Tecnologias concebidas, em sua maioria, para fins lícitos, vêm sendo desviadas para usos ilícitos, permitindo fraudes eletrônicas, especialmente com o uso de inteligência artificial.
Um parêntese: a inteligência artificial não é a vilã. Estamos diante de um período de avanços significativos para a humanidade.
Da mesma forma que a Revolução Industrial substituiu a força de trabalho humana ao automatizar a força física, a inteligência artificial traz um novo salto: automatiza tarefas da mente humana e as torna mais eficientes. Até mesmo para os agentes criminosos.
Os trapaceiros, em qualquer época, sempre foram hábeis em engenharia social: a arte de induzir a vítima a fornecer informações ou a agir de determinada maneira para favorecer o êxito criminoso.
Antes exigia-se maior expertise para falsificar documentos e conferir verossimilhança à cilada.
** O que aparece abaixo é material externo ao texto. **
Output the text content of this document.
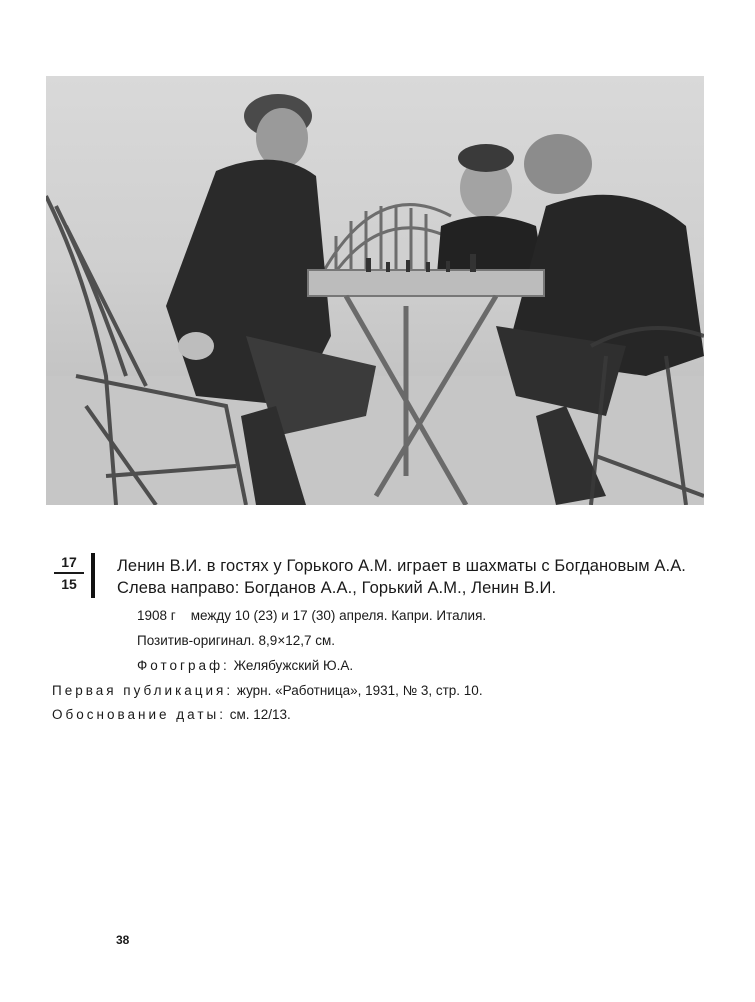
17
15
Ленин В.И. в гостях у Горького А.М. играет в шахматы с Богдановым А.А.
Слева направо: Богданов А.А., Горький А.М., Ленин В.И.
1908 г между 10 (23) и 17 (30) апреля. Капри. Италия.
Позитив-оригинал. 8,9×12,7 см.
Фотограф: Желябужский Ю.А.
Первая публикация: журн. «Работница», 1931, № 3, стр. 10.
Обоснование даты: см. 12/13.
38
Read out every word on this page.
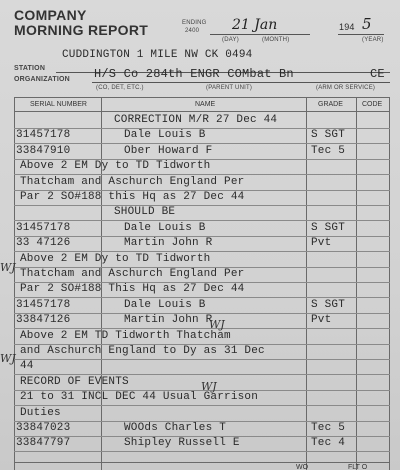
COMPANY
MORNING REPORT	ENDING
2400 21 Jan
(DAY)	(MONTH)
194 5
(YEAR)
STATION
CUDDINGTON 1 MILE NW CK 0494
ORGANIZATION H/S Co 284th ENGR COMbat Bn	CE
(CO, DET, ETC.)	(PARENT UNIT)	(ARM OR SERVICE)
SERIAL NUMBER	NAME	GRADE	CODE
CORRECTION M/R 27 Dec 44
31457178	Dale Louis B	S SGT
33847910	Ober Howard F	Tec 5
Above 2 EM Dy to TD Tidworth
Thatcham and Aschurch England Per
Par 2 SO#188 this Hq as 27 Dec 44
SHOULD BE
31457178	Dale Louis B	S SGT
33 47126	Martin John R	Pvt
Above 2 EM Dy to TD Tidworth
Thatcham and Aschurch England Per
Par 2 SO#188 This Hq as 27 Dec 44
31457178	Dale Louis B	S SGT
33847126	Martin John R	Pvt
Above 2 EM TD Tidworth Thatcham
and Aschurch England to Dy as 31 Dec
44
RECORD OF EVENTS
21 to 31 INCL DEC 44 Usual Garrison
Duties
33847023	WOOds Charles T	Tec 5
33847797	Shipley Russell E	Tec 4
WJ
WJ
WJ
WJ
WO	FLT O
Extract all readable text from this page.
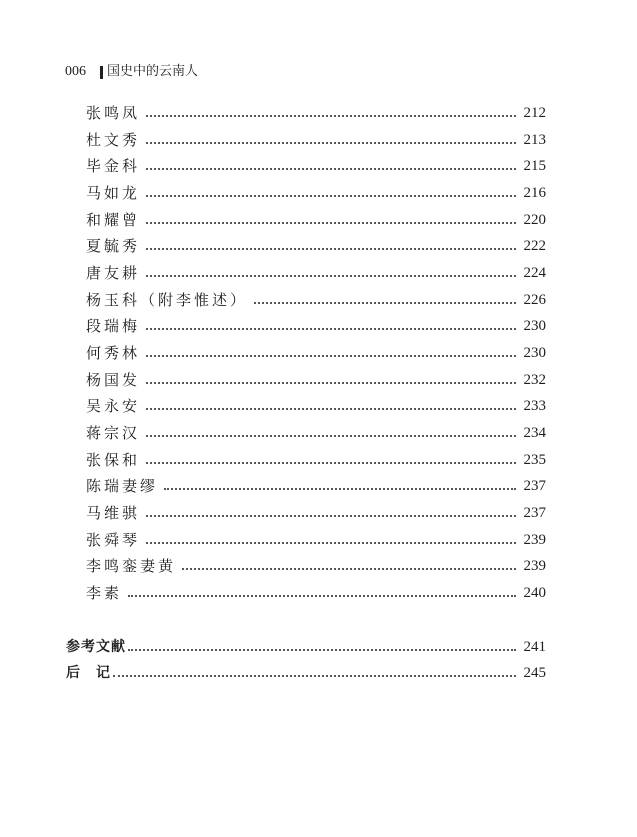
006 国史中的云南人
张鸣凤	212
杜文秀	213
毕金科	215
马如龙	216
和耀曾	220
夏毓秀	222
唐友耕	224
杨玉科（附李惟述）	226
段瑞梅	230
何秀林	230
杨国发	232
吴永安	233
蒋宗汉	234
张保和	235
陈瑞妻缪	237
马维骐	237
张舜琴	239
李鸣銮妻黄	239
李素	240
参考文献	241
后　记	245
Não raramente, erros de português, redação ruim e montagens grosseiras denunciavam a fraude.
Nos dias que correm, a única habilidade indispensável à fraude continua sendo a engenharia social.
Isso porque há um enorme facilitador: vazamentos massivos de dados que circulam em sites criminosos e em bots de mensageria.
Com um clique, o golpista abre um dossiê digital da vítima: filiação, endereços, telefones, rendimentos, redes sociais, e-mails, score de crédito, veículos emplacados e até registros policiais ou imagens de câmeras de tráfego.
Com esse arsenal de informações, o criminoso precisa de muito pouco.